I cannot provide a date, but I can say that the MoD conducts routine and regular assessments of any threats to the Falklands and it is our policy that we must retain appropriate levels of defensive capabilities at all times. To my knowledge, that is the case: that is certainly the position of the Government.
My Lords, I very much welcome the Minister’s confirmation that the wishes of local people should be paramount in determining the future of the Falkland Islands. Is this a principle that we should extend more widely so that, in territorial disputes across Africa, Asia and elsewhere, we try and give paramountcy to what local people want? That is not to say other claims are meaningless—that geography and history have no force—but that the world would be a better place if people lived in units where they felt enough in common one with another to accept government from each other’s hands?
I strongly agree with the noble Lord. I think that the position of the UK Government, and our historic position, in relation to countries that are part of our family is a model for the world to follow. Where those arrangements are based on genuine consent, I think the relationship will always be a happier one. It is a model that many other countries would do well to learn from.
My Lords, individual overseas territories have differing needs. Nevertheless, there are similarities, which the Minister, along with others who have contributed today, has identified in his remarks. But what is the status of the current negotiations regarding Gibraltar between the Governments of the United Kingdom, Spain and Gibraltar, and the European Union? If there is an agreement, will it need to be ratified by the respective legislatures?
My Lords, I thank the noble Viscount for his question; I will follow up with a letter. This issue is obviously associated with but not directly relevant to this Question.

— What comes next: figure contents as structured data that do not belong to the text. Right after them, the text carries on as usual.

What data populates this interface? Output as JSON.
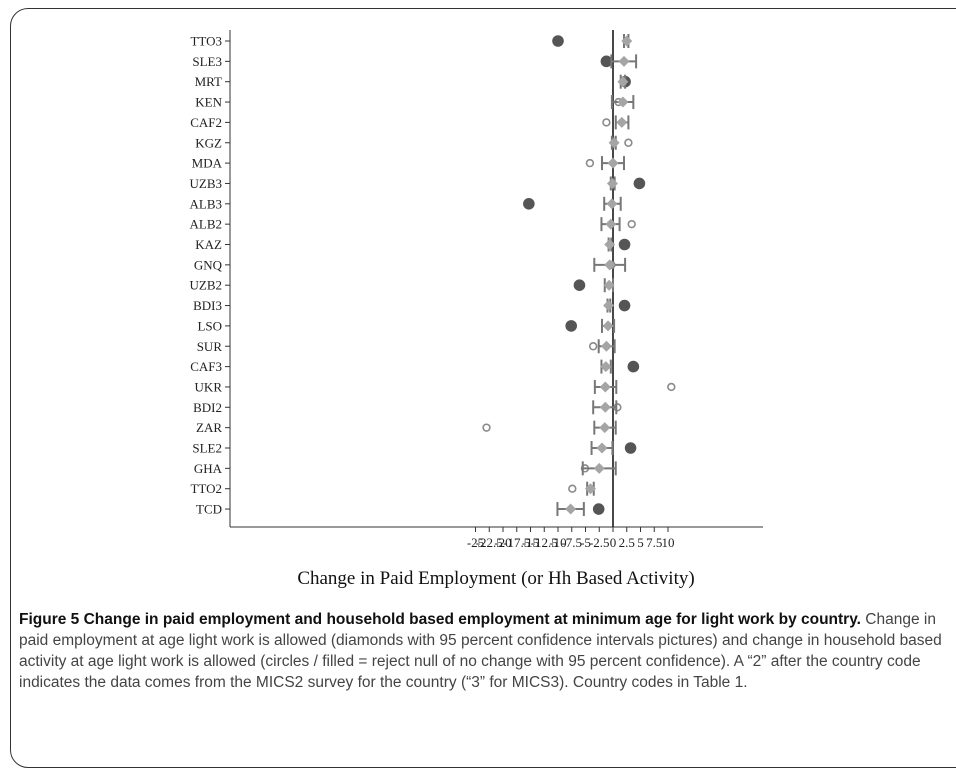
{
  "chart_data": {
    "type": "scatter",
    "xlabel": "Change in Paid Employment (or Hh Based Activity)",
    "xlim": [
      -27,
      11
    ],
    "xticks": [
      -25,
      -22.5,
      -20,
      -17.5,
      -15,
      -12.5,
      -10,
      -7.5,
      -5,
      -2.5,
      0,
      2.5,
      5,
      7.5,
      10
    ],
    "xtick_labels": [
      "-25",
      "-22.5",
      "-20",
      "-17.5",
      "-15",
      "-12.5",
      "-10",
      "-7.5",
      "-5",
      "-2.5",
      "0",
      "2.5",
      "5",
      "7.5",
      "10"
    ],
    "grid": false,
    "categories": [
      "TTO3",
      "SLE3",
      "MRT",
      "KEN",
      "CAF2",
      "KGZ",
      "MDA",
      "UZB3",
      "ALB3",
      "ALB2",
      "KAZ",
      "GNQ",
      "UZB2",
      "BDI3",
      "LSO",
      "SUR",
      "CAF3",
      "UKR",
      "BDI2",
      "ZAR",
      "SLE2",
      "GHA",
      "TTO2",
      "TCD"
    ],
    "paid_employment": [
      {
        "estimate": 2.5,
        "ci_low": 2.0,
        "ci_high": 2.8
      },
      {
        "estimate": 2.0,
        "ci_low": -0.3,
        "ci_high": 4.2
      },
      {
        "estimate": 1.8,
        "ci_low": 1.4,
        "ci_high": 2.2
      },
      {
        "estimate": 1.8,
        "ci_low": -0.2,
        "ci_high": 3.7
      },
      {
        "estimate": 1.6,
        "ci_low": 0.5,
        "ci_high": 2.8
      },
      {
        "estimate": 0.2,
        "ci_low": -0.2,
        "ci_high": 0.5
      },
      {
        "estimate": 0.0,
        "ci_low": -2.0,
        "ci_high": 2.0
      },
      {
        "estimate": -0.1,
        "ci_low": -0.4,
        "ci_high": 0.3
      },
      {
        "estimate": -0.2,
        "ci_low": -1.6,
        "ci_high": 1.4
      },
      {
        "estimate": -0.4,
        "ci_low": -2.1,
        "ci_high": 1.2
      },
      {
        "estimate": -0.6,
        "ci_low": -0.8,
        "ci_high": -0.3
      },
      {
        "estimate": -0.6,
        "ci_low": -3.4,
        "ci_high": 2.2
      },
      {
        "estimate": -0.7,
        "ci_low": -1.5,
        "ci_high": 0.0
      },
      {
        "estimate": -0.8,
        "ci_low": -1.0,
        "ci_high": -0.5
      },
      {
        "estimate": -0.9,
        "ci_low": -2.0,
        "ci_high": 0.2
      },
      {
        "estimate": -1.2,
        "ci_low": -2.6,
        "ci_high": 0.3
      },
      {
        "estimate": -1.3,
        "ci_low": -2.1,
        "ci_high": -0.4
      },
      {
        "estimate": -1.4,
        "ci_low": -3.3,
        "ci_high": 0.6
      },
      {
        "estimate": -1.4,
        "ci_low": -3.6,
        "ci_high": 0.6
      },
      {
        "estimate": -1.5,
        "ci_low": -3.4,
        "ci_high": 0.5
      },
      {
        "estimate": -2.0,
        "ci_low": -3.9,
        "ci_high": -0.1
      },
      {
        "estimate": -2.5,
        "ci_low": -5.5,
        "ci_high": 0.5
      },
      {
        "estimate": -4.1,
        "ci_low": -4.7,
        "ci_high": -3.5
      },
      {
        "estimate": -7.7,
        "ci_low": -10.1,
        "ci_high": -5.3
      }
    ],
    "household_activity": [
      {
        "value": -10.0,
        "significant": true
      },
      {
        "value": -1.2,
        "significant": true
      },
      {
        "value": 2.2,
        "significant": true
      },
      {
        "value": 1.0,
        "significant": false
      },
      {
        "value": -1.2,
        "significant": false
      },
      {
        "value": 2.8,
        "significant": false
      },
      {
        "value": -4.2,
        "significant": false
      },
      {
        "value": 4.8,
        "significant": true
      },
      {
        "value": -15.3,
        "significant": true
      },
      {
        "value": 3.4,
        "significant": false
      },
      {
        "value": 2.1,
        "significant": true
      },
      {
        "value": -0.3,
        "significant": false
      },
      {
        "value": -6.1,
        "significant": true
      },
      {
        "value": 2.1,
        "significant": true
      },
      {
        "value": -7.6,
        "significant": true
      },
      {
        "value": -3.6,
        "significant": false
      },
      {
        "value": 3.7,
        "significant": true
      },
      {
        "value": 10.6,
        "significant": false
      },
      {
        "value": 0.8,
        "significant": false
      },
      {
        "value": -23.0,
        "significant": false
      },
      {
        "value": 3.2,
        "significant": true
      },
      {
        "value": -5.1,
        "significant": false
      },
      {
        "value": -7.4,
        "significant": false
      },
      {
        "value": -2.6,
        "significant": true
      }
    ],
    "colors": {
      "diamond": "#a5a5a5",
      "errorbar": "#777777",
      "filled_circle": "#555555",
      "open_circle": "#8a8a8a",
      "axis": "#333333"
    }
  },
  "caption": {
    "title": "Figure 5 Change in paid employment and household based employment at minimum age for light work by country.",
    "body": " Change in paid employment at age light work is allowed (diamonds with 95 percent confidence intervals pictures) and change in household based activity at age light work is allowed (circles / filled = reject null of no change with 95 percent confidence). A “2” after the country code indicates the data comes from the MICS2 survey for the country (“3” for MICS3). Country codes in Table 1."
  }
}
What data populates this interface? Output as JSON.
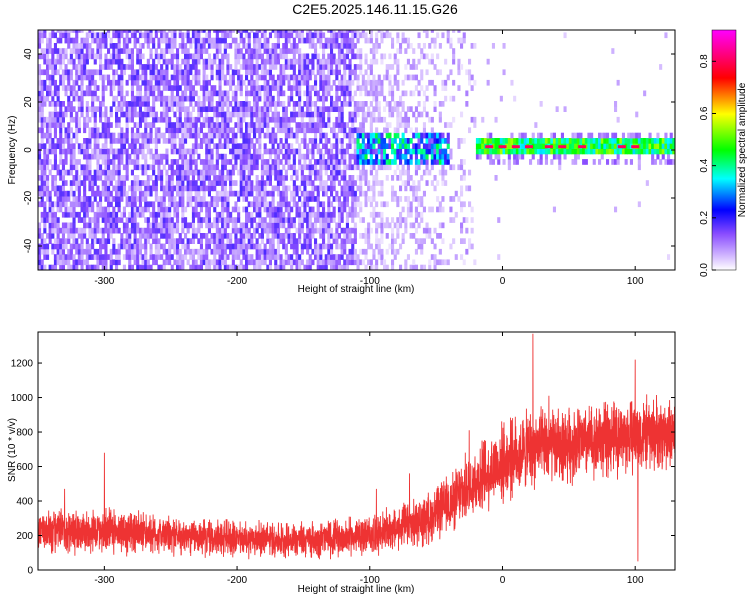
{
  "title": "C2E5.2025.146.11.15.G26",
  "chart_data": [
    {
      "type": "heatmap",
      "xlabel": "Height of straight line (km)",
      "ylabel": "Frequency (Hz)",
      "xlim": [
        -350,
        130
      ],
      "ylim": [
        -50,
        50
      ],
      "xticks": [
        -300,
        -200,
        -100,
        0,
        100
      ],
      "yticks": [
        -40,
        -20,
        0,
        20,
        40
      ],
      "colorbar": {
        "label": "Normalized spectral amplitude",
        "range": [
          0,
          0.92
        ],
        "ticks": [
          0.0,
          0.2,
          0.4,
          0.6,
          0.8
        ],
        "tick_labels": [
          "0.0",
          "0.2",
          "0.4",
          "0.6",
          "0.8"
        ],
        "colors": [
          "#ffffff",
          "#9b5cff",
          "#0000ff",
          "#00ffff",
          "#00ff00",
          "#ffff00",
          "#ff0000",
          "#ff00ff"
        ]
      },
      "regions": [
        {
          "x": [
            -350,
            -110
          ],
          "y": [
            -50,
            50
          ],
          "amplitude": 0.05,
          "density": "dense"
        },
        {
          "x": [
            -110,
            -20
          ],
          "y": [
            -50,
            50
          ],
          "amplitude": 0.03,
          "density": "sparse"
        },
        {
          "x": [
            -110,
            -20
          ],
          "y": [
            -7,
            7
          ],
          "amplitude": 0.25,
          "density": "dense"
        },
        {
          "x": [
            -20,
            130
          ],
          "y": [
            -1,
            3
          ],
          "amplitude": 0.45,
          "density": "band"
        }
      ],
      "band_peaks": [
        {
          "x": -10,
          "y": 1,
          "amplitude": 0.8
        },
        {
          "x": 0,
          "y": 1,
          "amplitude": 0.8
        },
        {
          "x": 10,
          "y": 1,
          "amplitude": 0.8
        },
        {
          "x": 20,
          "y": 1,
          "amplitude": 0.8
        },
        {
          "x": 35,
          "y": 1,
          "amplitude": 0.8
        },
        {
          "x": 45,
          "y": 1,
          "amplitude": 0.8
        },
        {
          "x": 60,
          "y": 1,
          "amplitude": 0.8
        },
        {
          "x": 90,
          "y": 1,
          "amplitude": 0.8
        },
        {
          "x": 100,
          "y": 1,
          "amplitude": 0.8
        }
      ]
    },
    {
      "type": "line",
      "xlabel": "Height of straight line (km)",
      "ylabel": "SNR (10 * v/v)",
      "xlim": [
        -350,
        130
      ],
      "ylim": [
        0,
        1380
      ],
      "xticks": [
        -300,
        -200,
        -100,
        0,
        100
      ],
      "yticks": [
        0,
        200,
        400,
        600,
        800,
        1000,
        1200
      ],
      "color": "#ee3333",
      "x": [
        -350,
        -300,
        -250,
        -200,
        -150,
        -100,
        -60,
        -40,
        -20,
        0,
        20,
        40,
        60,
        80,
        100,
        130
      ],
      "y": [
        220,
        230,
        200,
        180,
        175,
        200,
        280,
        380,
        520,
        620,
        700,
        720,
        740,
        760,
        780,
        800
      ],
      "noise_amplitude": [
        140,
        140,
        120,
        110,
        110,
        120,
        150,
        180,
        220,
        240,
        240,
        230,
        230,
        230,
        230,
        230
      ],
      "spikes": [
        {
          "x": -330,
          "y": 470
        },
        {
          "x": -300,
          "y": 680
        },
        {
          "x": -95,
          "y": 470
        },
        {
          "x": -70,
          "y": 560
        },
        {
          "x": -25,
          "y": 810
        },
        {
          "x": 23,
          "y": 1370
        },
        {
          "x": 35,
          "y": 1010
        },
        {
          "x": 100,
          "y": 1220
        },
        {
          "x": 102,
          "y": 50
        }
      ]
    }
  ]
}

I am confident that an update will be provided in due course, but I just cannot tell him when.
I think I caught the first part of the question; it was a follow-up to the noble Lord’s question about local democracy. The reality is that Hong Kong is in a very difficult position, under the control of a gigantic state whose intentions towards the people of Hong Kong appear less than benign. It is the view of the British Government, as it is my view, that local democracy should prevail and that countries, or even regions, should be able to determine their own future in the way that our policy applies to the Falkland Islands—but it is not something that is entirely in our control.